Se a taxa de fecundidade se mantiver em torno de 2,5 filhos por mulher até 2100
a população mundial poderá duplicar entre 2015 e 2100 e chegar a um número
próximo de 15 bilhões de habitantes no final do século XXI.
A Divisão
de População da ONU faz várias projeções para as próximas décadas.
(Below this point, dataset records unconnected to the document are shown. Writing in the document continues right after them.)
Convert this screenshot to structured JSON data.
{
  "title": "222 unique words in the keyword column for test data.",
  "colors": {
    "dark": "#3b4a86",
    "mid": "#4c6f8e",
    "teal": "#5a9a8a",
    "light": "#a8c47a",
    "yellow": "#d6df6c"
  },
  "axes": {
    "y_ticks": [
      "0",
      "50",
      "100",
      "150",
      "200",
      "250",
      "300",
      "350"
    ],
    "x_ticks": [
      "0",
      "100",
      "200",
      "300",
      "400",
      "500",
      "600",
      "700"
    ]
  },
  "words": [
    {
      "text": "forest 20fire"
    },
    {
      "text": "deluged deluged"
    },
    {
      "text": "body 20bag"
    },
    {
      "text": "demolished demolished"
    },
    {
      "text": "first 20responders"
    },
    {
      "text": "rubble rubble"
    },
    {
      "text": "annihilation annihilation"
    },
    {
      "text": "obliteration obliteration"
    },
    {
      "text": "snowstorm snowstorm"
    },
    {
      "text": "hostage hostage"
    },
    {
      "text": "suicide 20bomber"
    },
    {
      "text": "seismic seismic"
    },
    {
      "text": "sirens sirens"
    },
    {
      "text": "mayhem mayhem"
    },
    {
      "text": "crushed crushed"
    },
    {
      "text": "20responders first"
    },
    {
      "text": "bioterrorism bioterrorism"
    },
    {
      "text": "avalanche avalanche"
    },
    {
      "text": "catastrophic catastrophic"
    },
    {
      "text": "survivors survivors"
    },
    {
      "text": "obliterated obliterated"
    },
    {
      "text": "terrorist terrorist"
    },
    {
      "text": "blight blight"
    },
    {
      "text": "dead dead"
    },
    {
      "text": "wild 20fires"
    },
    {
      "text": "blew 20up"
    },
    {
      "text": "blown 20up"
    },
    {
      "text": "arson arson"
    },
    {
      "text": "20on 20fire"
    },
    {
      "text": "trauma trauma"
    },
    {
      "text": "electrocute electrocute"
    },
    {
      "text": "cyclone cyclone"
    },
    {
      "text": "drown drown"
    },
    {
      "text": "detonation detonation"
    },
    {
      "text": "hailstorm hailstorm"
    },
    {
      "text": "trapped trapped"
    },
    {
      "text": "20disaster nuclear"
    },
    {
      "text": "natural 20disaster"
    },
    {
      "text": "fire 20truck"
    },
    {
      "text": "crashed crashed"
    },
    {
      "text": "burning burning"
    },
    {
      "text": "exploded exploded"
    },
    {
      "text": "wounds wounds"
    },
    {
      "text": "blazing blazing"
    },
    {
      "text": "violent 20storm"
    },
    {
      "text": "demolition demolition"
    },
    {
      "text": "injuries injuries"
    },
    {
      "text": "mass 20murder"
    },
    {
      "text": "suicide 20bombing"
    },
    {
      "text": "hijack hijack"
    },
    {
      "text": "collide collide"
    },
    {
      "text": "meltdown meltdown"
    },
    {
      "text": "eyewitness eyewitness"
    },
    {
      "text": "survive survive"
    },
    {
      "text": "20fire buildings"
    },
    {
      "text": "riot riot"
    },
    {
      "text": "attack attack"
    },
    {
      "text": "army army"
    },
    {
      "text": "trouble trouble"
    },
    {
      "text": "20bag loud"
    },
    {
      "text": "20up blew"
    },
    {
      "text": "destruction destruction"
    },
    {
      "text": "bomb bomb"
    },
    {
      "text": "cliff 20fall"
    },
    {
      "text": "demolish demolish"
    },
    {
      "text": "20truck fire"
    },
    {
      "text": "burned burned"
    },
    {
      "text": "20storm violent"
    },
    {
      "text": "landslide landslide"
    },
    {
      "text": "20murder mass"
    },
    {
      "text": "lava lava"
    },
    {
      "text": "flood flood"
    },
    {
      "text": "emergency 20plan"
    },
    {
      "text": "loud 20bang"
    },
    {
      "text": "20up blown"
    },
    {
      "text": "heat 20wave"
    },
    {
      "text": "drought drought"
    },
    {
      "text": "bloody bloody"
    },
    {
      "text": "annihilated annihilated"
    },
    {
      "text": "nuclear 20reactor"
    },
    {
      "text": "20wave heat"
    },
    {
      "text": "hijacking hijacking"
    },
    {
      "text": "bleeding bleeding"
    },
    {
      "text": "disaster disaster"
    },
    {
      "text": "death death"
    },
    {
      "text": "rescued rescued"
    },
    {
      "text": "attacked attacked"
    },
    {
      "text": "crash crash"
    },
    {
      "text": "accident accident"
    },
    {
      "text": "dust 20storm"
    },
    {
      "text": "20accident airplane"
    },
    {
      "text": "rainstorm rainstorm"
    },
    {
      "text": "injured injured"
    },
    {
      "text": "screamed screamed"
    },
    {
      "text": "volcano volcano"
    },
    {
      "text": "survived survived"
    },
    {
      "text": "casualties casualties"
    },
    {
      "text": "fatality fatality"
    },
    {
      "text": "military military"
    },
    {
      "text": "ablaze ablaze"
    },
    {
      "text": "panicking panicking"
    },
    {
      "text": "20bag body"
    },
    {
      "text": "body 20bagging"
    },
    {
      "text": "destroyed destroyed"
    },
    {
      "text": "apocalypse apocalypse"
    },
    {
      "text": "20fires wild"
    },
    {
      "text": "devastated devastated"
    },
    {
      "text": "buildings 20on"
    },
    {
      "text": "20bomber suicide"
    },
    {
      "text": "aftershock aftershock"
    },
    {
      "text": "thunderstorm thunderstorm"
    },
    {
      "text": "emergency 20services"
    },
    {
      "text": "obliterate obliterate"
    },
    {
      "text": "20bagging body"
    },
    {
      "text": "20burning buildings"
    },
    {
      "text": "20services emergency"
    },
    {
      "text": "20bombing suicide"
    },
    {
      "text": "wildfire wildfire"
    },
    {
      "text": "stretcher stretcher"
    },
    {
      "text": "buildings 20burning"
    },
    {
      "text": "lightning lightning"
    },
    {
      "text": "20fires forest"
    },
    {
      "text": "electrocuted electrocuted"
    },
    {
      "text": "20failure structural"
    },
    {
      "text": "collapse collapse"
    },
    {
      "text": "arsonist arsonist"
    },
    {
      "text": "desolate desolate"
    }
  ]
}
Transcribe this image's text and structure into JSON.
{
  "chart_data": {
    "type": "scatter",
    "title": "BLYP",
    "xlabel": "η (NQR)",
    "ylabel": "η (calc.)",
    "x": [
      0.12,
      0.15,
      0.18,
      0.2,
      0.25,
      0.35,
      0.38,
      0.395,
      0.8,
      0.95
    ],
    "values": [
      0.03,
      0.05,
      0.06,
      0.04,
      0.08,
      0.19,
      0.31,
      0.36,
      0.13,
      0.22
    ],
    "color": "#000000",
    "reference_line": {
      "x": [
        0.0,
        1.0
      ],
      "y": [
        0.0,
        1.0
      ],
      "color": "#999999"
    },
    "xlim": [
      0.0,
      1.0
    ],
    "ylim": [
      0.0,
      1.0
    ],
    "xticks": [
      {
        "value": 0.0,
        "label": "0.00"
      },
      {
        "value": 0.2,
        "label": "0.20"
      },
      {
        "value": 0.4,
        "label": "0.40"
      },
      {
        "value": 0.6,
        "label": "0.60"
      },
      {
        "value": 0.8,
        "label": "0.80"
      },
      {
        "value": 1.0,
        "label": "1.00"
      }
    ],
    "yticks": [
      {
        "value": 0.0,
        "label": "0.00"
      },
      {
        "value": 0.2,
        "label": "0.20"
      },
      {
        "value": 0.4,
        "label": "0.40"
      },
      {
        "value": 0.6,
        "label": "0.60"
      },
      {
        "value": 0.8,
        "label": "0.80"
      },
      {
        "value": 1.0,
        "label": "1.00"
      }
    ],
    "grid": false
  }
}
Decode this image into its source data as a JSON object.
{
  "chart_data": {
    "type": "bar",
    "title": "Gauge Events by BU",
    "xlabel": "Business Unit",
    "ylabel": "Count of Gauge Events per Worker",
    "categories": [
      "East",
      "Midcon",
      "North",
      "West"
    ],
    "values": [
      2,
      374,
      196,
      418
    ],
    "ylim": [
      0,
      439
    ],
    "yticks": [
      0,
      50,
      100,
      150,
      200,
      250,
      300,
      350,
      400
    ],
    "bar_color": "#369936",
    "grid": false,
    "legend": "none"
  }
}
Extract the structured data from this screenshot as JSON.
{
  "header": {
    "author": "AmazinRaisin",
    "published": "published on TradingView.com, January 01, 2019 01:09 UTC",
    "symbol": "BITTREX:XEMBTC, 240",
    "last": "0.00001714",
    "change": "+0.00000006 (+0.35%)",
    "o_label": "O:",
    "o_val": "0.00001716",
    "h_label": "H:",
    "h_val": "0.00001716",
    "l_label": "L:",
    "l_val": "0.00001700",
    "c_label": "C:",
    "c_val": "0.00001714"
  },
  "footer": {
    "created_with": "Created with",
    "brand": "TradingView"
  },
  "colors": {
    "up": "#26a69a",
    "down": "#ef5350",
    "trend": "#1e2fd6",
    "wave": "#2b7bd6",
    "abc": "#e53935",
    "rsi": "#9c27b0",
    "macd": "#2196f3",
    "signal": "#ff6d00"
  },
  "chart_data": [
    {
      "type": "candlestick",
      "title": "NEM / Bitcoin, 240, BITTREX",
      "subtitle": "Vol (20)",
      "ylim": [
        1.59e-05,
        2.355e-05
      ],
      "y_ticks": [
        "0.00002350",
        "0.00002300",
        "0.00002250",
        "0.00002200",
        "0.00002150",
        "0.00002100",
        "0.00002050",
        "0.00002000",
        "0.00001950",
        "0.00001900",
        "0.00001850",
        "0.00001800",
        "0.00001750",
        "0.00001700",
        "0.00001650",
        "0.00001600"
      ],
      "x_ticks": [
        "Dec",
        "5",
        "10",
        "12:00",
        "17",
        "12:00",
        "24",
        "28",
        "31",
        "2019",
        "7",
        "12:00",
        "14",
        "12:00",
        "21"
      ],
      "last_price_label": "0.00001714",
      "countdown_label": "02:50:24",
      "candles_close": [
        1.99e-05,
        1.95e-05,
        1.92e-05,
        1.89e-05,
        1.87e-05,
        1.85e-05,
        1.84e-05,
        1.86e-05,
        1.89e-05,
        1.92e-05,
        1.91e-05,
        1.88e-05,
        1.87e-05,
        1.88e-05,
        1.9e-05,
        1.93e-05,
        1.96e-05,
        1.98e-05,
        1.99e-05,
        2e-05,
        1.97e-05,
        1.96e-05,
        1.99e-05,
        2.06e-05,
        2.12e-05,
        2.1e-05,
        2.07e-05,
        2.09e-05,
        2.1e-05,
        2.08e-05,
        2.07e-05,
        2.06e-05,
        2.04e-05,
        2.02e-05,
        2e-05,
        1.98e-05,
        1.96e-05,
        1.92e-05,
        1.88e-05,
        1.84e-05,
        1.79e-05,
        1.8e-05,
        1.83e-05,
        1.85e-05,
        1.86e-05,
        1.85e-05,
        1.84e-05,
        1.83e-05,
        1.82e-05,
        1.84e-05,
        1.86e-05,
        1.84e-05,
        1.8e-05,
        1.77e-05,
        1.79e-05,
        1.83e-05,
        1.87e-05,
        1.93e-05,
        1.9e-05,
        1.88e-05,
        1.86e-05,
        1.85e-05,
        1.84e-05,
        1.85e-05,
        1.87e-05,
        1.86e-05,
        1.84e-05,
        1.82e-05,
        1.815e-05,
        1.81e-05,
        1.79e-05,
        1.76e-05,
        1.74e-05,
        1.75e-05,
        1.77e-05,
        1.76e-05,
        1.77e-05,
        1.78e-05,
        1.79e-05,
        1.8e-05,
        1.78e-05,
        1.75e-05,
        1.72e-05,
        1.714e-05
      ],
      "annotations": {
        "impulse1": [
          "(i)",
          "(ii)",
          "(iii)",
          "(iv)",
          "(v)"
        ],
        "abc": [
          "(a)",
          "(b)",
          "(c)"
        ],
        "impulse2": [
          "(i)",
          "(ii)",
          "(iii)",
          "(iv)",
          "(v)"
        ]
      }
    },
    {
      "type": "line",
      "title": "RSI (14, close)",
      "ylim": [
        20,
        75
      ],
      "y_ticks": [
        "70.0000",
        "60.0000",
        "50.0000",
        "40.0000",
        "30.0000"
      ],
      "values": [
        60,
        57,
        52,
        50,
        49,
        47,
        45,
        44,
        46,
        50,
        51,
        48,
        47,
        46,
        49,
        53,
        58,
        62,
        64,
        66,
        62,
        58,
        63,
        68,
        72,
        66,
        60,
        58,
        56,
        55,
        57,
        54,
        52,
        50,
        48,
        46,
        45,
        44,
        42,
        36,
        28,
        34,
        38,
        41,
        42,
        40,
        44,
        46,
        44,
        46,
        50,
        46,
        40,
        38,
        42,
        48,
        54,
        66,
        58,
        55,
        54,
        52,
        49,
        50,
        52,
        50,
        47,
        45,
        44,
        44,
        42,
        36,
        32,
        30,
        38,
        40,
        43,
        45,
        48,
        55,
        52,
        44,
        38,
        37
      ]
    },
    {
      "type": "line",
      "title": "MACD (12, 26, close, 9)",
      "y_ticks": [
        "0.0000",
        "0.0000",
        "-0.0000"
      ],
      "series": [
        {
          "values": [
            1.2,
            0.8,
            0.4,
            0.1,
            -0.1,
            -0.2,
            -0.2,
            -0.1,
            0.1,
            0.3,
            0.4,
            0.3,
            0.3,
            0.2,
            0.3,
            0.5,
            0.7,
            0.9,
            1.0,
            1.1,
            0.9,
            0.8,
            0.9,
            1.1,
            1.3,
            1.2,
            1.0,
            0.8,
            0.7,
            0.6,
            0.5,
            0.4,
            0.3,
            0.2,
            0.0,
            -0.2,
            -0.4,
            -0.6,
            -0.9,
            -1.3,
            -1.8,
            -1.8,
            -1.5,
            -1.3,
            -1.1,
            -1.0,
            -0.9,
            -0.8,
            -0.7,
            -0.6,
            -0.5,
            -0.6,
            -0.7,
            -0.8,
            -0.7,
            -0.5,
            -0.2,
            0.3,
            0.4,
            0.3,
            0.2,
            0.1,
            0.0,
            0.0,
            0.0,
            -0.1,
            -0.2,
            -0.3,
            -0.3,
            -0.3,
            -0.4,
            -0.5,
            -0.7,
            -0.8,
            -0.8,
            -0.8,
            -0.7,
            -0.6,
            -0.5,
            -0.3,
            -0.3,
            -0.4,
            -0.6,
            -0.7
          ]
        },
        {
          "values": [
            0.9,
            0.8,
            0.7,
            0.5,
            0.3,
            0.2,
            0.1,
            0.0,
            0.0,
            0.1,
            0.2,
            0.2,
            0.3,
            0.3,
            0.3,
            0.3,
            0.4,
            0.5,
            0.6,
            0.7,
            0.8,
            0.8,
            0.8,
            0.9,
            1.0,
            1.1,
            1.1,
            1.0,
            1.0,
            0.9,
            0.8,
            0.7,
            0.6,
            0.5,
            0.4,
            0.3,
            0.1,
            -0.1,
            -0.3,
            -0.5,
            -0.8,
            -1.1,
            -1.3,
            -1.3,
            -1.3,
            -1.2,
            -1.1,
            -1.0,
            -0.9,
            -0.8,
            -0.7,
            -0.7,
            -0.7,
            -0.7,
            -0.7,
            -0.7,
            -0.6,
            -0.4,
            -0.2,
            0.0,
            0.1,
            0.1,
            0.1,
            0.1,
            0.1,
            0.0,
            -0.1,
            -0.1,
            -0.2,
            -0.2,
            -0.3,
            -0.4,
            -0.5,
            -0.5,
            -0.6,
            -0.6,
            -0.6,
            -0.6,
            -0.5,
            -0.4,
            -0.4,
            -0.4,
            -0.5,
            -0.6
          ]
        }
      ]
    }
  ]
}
Na projeção
média a taxa de fecundidade passaria dos atuais 2,5 filhos por mulher para 2
filhos por mulher em 2100. Na projeção baixa, a TFT passaria de 2,5 filhos para
1,5 filhos por mulher em 2100. Ou seja, na hipótese da projeção média, a TFT
seria reduzida em 0,5 filhos até 2100. Na hipótese de projeção baixa, a TFT
seria reduzida em 1 filho no espaço de 85 anos, conforme mostra o gráfico
acima.
Esta queda
projetada pode parecer pequena para o período 2015-2100 (diante dos 2,5 filhos
reduzidos entre 1965-2015), mas teria um efeito impactante sobre o volume total
da população e no número de nascimentos.
O gráfico
abaixo mostra que o número de nascimentos do mundo em 1950 estava,
aproximadamente, em torno de 100 milhões de bebês por ano e subiu para cerca de
140 milhões de bebês no quinquênio 2010-15. Se a TFT seguir a trajetória média,
conforme hipótese da Divisão de População da ONU, o número de nascimentos
anuais no mundo ficará em torno de 140 milhões nas próximas décadas e atingirá
131,2 milhões no quinquênio 2095-00. Se a TFT seguir a trajetória baixa, o
número de nascimentos anuais no mundo cairá progressivamente e atingirá 59
milhões no quinquênio 2095-00.
O
número total de nascimentos entre 2015 e 2100, na projeção média, seria de 11,8
bilhões e na projeção baixa de 7,7 bilhões. Isto significa que se, nos 85 anos
entre 2015 e 2100, a TFT cair de 2,5 para 2 filhos por mulher vão nascer 11,8
bilhões de crianças e se a TFT cair de 2,5 para 1,5 filho por mulher o número
de nascimentos se reduziria para 7,7 bilhões. Uma diferença de 4,1 bilhões de
crianças.
Estes dados
mostram o impacto da queda de meio filho sobre o volume da população total,
indicando que uma aceleração do ritmo da transição da fecundidade poderia
reduzir imediatamente o número de nascimentos. Por exemplo, na hipótese média
de projeção o número de nascimentos seria de 141 milhões no quinquênio 2015-20
e de 142,9 milhões no quinquênio 2045-50, enquanto na hipótese baixa de
projeção os números seriam de 126,6 milhões e 100 milhões, respectivamente.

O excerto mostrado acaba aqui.